From 1945 to 1980, the first two years of classical liberal arts education were gradually dropped in favor of a full four years of job training with only shallow general education courses, and graduate degrees proliferated.
In 1980, the United States Department of Education was created with its mission to promote student achievement and preparation for global competitiveness by fostering educational excellence and ensuring equal access. The immediate result was additional bureaucracy and a loss of control by the individual states of their respective educational decisions.
Over the past 80 years, government has tinkered, messed with, and manipulated the public school system – all the while creating more centralized control, becoming more specialized and skill-focused, and building a “conveyor belt” system that produced mind-numb robots. In just eight decades – while public school enrollment has steadily increased – the number of school districts has declined from about 127,000 to 16,000. In 1986 (the year of the “great commission in education”) only 6% of 11th grade students could solve multi-step math problems.
Some of the worst “improvements” to the education process came under the misguided banner of reforms. The final nail in the critical thinking and leadership education coffin came with the “No Child Left Behind Policy” in 2001. Its stated purposes included increased accountability for states, schools, and school districts; greater choice for parents and students; more flexibility for states and local educational agencies (LEAs) in the use of federal education dollars; and a stronger emphasis on reading. But the truth is it created a standardized process to test recall and forced education to go even further away from learning.
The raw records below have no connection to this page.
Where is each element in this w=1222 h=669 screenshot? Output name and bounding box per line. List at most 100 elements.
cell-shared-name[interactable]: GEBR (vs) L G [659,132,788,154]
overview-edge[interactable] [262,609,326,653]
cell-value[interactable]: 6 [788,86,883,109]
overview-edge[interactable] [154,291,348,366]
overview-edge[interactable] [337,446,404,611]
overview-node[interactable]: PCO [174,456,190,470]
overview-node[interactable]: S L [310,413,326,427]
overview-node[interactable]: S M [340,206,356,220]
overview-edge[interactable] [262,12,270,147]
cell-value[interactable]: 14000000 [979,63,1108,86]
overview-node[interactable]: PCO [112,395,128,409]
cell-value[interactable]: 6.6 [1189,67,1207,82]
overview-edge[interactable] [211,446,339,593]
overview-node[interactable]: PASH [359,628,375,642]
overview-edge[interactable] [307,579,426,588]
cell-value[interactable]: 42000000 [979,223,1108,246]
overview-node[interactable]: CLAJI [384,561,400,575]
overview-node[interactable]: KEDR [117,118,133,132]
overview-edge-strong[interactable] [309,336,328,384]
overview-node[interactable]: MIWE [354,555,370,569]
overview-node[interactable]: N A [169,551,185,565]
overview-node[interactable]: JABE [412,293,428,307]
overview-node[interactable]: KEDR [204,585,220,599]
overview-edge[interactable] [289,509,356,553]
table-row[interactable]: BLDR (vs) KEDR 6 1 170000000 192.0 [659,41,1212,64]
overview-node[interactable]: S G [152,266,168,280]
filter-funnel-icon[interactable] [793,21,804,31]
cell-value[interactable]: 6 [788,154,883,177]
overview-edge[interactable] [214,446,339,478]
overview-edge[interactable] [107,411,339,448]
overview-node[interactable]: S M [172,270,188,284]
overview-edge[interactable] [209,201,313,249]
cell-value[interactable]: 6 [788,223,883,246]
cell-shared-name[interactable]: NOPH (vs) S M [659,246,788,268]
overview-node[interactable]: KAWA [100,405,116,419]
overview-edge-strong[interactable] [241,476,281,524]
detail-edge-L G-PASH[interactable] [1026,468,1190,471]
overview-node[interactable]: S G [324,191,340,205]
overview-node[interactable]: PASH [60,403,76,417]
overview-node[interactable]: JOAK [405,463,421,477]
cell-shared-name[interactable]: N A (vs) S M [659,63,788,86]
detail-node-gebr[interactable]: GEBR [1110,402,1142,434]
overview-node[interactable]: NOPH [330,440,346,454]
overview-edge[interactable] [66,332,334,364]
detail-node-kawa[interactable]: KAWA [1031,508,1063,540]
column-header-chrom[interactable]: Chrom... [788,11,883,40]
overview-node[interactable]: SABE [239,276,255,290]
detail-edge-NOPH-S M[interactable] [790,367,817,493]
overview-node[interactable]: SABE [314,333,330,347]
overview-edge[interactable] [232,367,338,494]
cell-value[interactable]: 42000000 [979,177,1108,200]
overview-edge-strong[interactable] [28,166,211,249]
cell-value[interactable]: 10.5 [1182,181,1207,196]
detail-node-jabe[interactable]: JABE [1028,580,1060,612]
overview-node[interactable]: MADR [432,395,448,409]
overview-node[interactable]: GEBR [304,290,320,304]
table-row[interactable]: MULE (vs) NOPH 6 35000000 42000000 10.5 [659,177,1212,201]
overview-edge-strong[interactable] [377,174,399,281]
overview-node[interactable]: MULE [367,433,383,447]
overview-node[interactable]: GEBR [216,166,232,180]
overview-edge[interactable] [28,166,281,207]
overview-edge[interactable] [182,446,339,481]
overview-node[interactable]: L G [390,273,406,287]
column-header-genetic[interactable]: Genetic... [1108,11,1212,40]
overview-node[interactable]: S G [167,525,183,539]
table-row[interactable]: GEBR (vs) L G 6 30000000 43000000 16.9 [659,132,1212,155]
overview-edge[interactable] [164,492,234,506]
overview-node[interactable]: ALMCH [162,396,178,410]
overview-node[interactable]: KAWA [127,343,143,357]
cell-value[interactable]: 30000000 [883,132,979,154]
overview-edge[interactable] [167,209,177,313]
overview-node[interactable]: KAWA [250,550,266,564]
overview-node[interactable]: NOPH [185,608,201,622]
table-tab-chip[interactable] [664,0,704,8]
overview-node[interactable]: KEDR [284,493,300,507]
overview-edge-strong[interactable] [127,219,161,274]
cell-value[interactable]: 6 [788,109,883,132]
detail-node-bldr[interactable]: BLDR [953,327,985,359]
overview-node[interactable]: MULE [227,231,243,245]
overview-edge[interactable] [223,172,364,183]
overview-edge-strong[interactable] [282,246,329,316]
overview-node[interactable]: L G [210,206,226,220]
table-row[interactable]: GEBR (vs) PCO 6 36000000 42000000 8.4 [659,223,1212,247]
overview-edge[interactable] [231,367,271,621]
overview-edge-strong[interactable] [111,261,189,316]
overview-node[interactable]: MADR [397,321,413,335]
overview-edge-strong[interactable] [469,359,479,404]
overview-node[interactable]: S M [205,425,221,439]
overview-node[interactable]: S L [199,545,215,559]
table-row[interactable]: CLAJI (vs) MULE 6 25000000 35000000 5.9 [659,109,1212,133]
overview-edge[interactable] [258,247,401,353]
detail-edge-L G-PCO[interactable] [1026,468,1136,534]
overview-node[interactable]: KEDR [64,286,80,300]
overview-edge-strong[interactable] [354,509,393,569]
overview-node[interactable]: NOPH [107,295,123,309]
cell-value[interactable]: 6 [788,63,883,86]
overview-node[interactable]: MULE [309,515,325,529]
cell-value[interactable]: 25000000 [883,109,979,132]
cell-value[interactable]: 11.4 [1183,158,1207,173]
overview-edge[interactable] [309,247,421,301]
The pressure placed on both teachers and students to meet the standards imposed by No Child Left Behind created an environment in the classroom that forced teachers (or made it easier) to begin "teaching to the test” rather than focusing on fostering critical thinking skills.
For American public education, this was the final blow to what Thomas Jefferson once envisioned for the school system. With the new “reforms” in place, teachers focus all efforts toward standardized test subject matter and classrooms are filled with relentless drilling. This is not something that inspires able people to become teachers or makes children eager to learn. Worse yet, it holds good students hostage to the performance of the least talented, and those eager children that entered school wanting to learn are being relentlessly pounded into the submission of mediocrity.
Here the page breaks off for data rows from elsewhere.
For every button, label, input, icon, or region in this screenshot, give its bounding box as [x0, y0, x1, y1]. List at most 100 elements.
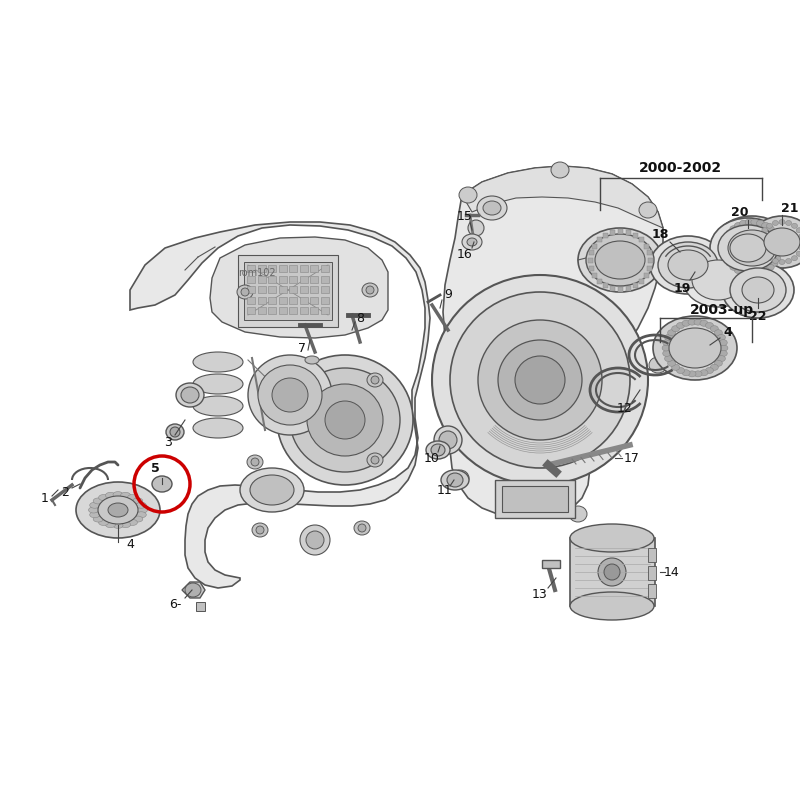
Ellipse shape	[779, 259, 785, 265]
Ellipse shape	[439, 431, 457, 449]
Ellipse shape	[764, 228, 800, 256]
Ellipse shape	[451, 470, 469, 486]
Bar	[648, 584, 656, 598]
Ellipse shape	[662, 339, 670, 346]
Ellipse shape	[796, 251, 800, 256]
Ellipse shape	[247, 455, 263, 469]
Ellipse shape	[127, 519, 138, 526]
Ellipse shape	[766, 264, 774, 270]
Bar	[299, 297, 307, 303]
Ellipse shape	[751, 271, 759, 277]
Ellipse shape	[718, 355, 726, 362]
Ellipse shape	[757, 270, 765, 276]
Ellipse shape	[770, 260, 778, 266]
Ellipse shape	[706, 322, 714, 329]
Ellipse shape	[730, 234, 766, 262]
Ellipse shape	[718, 225, 778, 271]
Ellipse shape	[766, 223, 773, 228]
Bar	[321, 265, 329, 272]
Bar	[299, 286, 307, 293]
Text: 2003-up: 2003-up	[690, 303, 754, 317]
Bar	[610, 230, 615, 235]
Ellipse shape	[750, 216, 800, 268]
Ellipse shape	[730, 226, 738, 232]
Ellipse shape	[773, 255, 781, 262]
Bar	[603, 283, 608, 288]
Bar	[597, 238, 602, 242]
Bar	[247, 265, 255, 272]
Ellipse shape	[586, 234, 654, 286]
Ellipse shape	[106, 492, 115, 498]
Ellipse shape	[307, 384, 383, 456]
Ellipse shape	[193, 374, 243, 394]
Ellipse shape	[722, 239, 730, 246]
Text: 19: 19	[674, 282, 690, 294]
Ellipse shape	[762, 228, 768, 233]
Ellipse shape	[89, 507, 98, 513]
Text: rom102: rom102	[238, 268, 276, 278]
Bar	[196, 602, 205, 611]
Ellipse shape	[786, 221, 791, 226]
Ellipse shape	[723, 234, 731, 241]
Ellipse shape	[248, 355, 332, 435]
Ellipse shape	[193, 396, 243, 416]
Polygon shape	[182, 582, 205, 598]
Bar	[268, 275, 276, 282]
Ellipse shape	[136, 512, 146, 518]
Bar	[299, 275, 307, 282]
Ellipse shape	[300, 525, 330, 555]
Ellipse shape	[762, 251, 768, 256]
Ellipse shape	[683, 253, 753, 307]
Bar	[644, 273, 650, 278]
Ellipse shape	[515, 356, 565, 404]
Bar	[289, 275, 297, 282]
Ellipse shape	[462, 234, 482, 250]
Ellipse shape	[719, 339, 727, 346]
Ellipse shape	[90, 502, 100, 508]
Bar	[299, 265, 307, 272]
Bar	[258, 297, 266, 303]
Text: 7: 7	[298, 342, 306, 354]
Bar	[647, 266, 652, 270]
Bar	[495, 480, 575, 518]
Ellipse shape	[108, 503, 128, 517]
Bar	[258, 265, 266, 272]
Ellipse shape	[185, 583, 201, 597]
Bar	[310, 275, 318, 282]
Ellipse shape	[758, 246, 765, 250]
Ellipse shape	[714, 360, 722, 366]
Ellipse shape	[700, 370, 708, 376]
Bar	[610, 286, 615, 291]
Text: 21: 21	[782, 202, 798, 214]
Ellipse shape	[722, 250, 730, 257]
Bar	[278, 265, 286, 272]
Ellipse shape	[757, 220, 765, 226]
Bar	[592, 273, 597, 278]
Bar	[321, 286, 329, 293]
Ellipse shape	[354, 521, 370, 535]
Text: 17: 17	[624, 451, 640, 465]
Bar	[647, 250, 652, 255]
Ellipse shape	[714, 330, 722, 336]
Ellipse shape	[93, 516, 103, 522]
Ellipse shape	[98, 494, 109, 501]
Ellipse shape	[431, 444, 445, 456]
Ellipse shape	[483, 201, 501, 215]
Bar	[626, 230, 631, 235]
Text: 2: 2	[61, 486, 69, 498]
Ellipse shape	[665, 355, 673, 362]
Ellipse shape	[447, 473, 463, 487]
Ellipse shape	[76, 482, 160, 538]
Ellipse shape	[127, 494, 138, 501]
Ellipse shape	[237, 285, 253, 299]
Ellipse shape	[121, 492, 130, 498]
Ellipse shape	[745, 271, 753, 277]
Bar	[648, 566, 656, 580]
Ellipse shape	[604, 564, 620, 580]
Ellipse shape	[719, 350, 727, 357]
Bar	[310, 286, 318, 293]
Bar	[258, 286, 266, 293]
Ellipse shape	[766, 256, 773, 261]
Text: 4: 4	[724, 326, 732, 338]
Ellipse shape	[692, 260, 744, 300]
Ultimately, the result of such education is reduced national innovation, initiative, ingenuity and entrepreneurialism – the very skills and habits which made America the world’s economic leader and which are needed to keep the American economy on track (or get it back there).
In contrast to the America of 100 years ago, we now have a population of dependents – people who look to experts for almost everything and citizens who (in spite of great talent and capacity) are accustomed to being told what to do, even in the most basic aspects of their lives.
The solution is not more money, more training, more tests, or definitely not more regulations and controls. Teachers left to their own abilities will teach and inspire. We need to free the education system and free the minds of the students. We must again begin to “teach to learn” instead of “lecturing to recite.” For a 250-year span that brought innovation and enlightenment, our foundation was a classical liberal arts education. Critical Thinking and Liberal Arts have been systematically pushed out the classroom. For society to succeed and minds to grow, we must not just bring them back, but make them the staple of our education system again.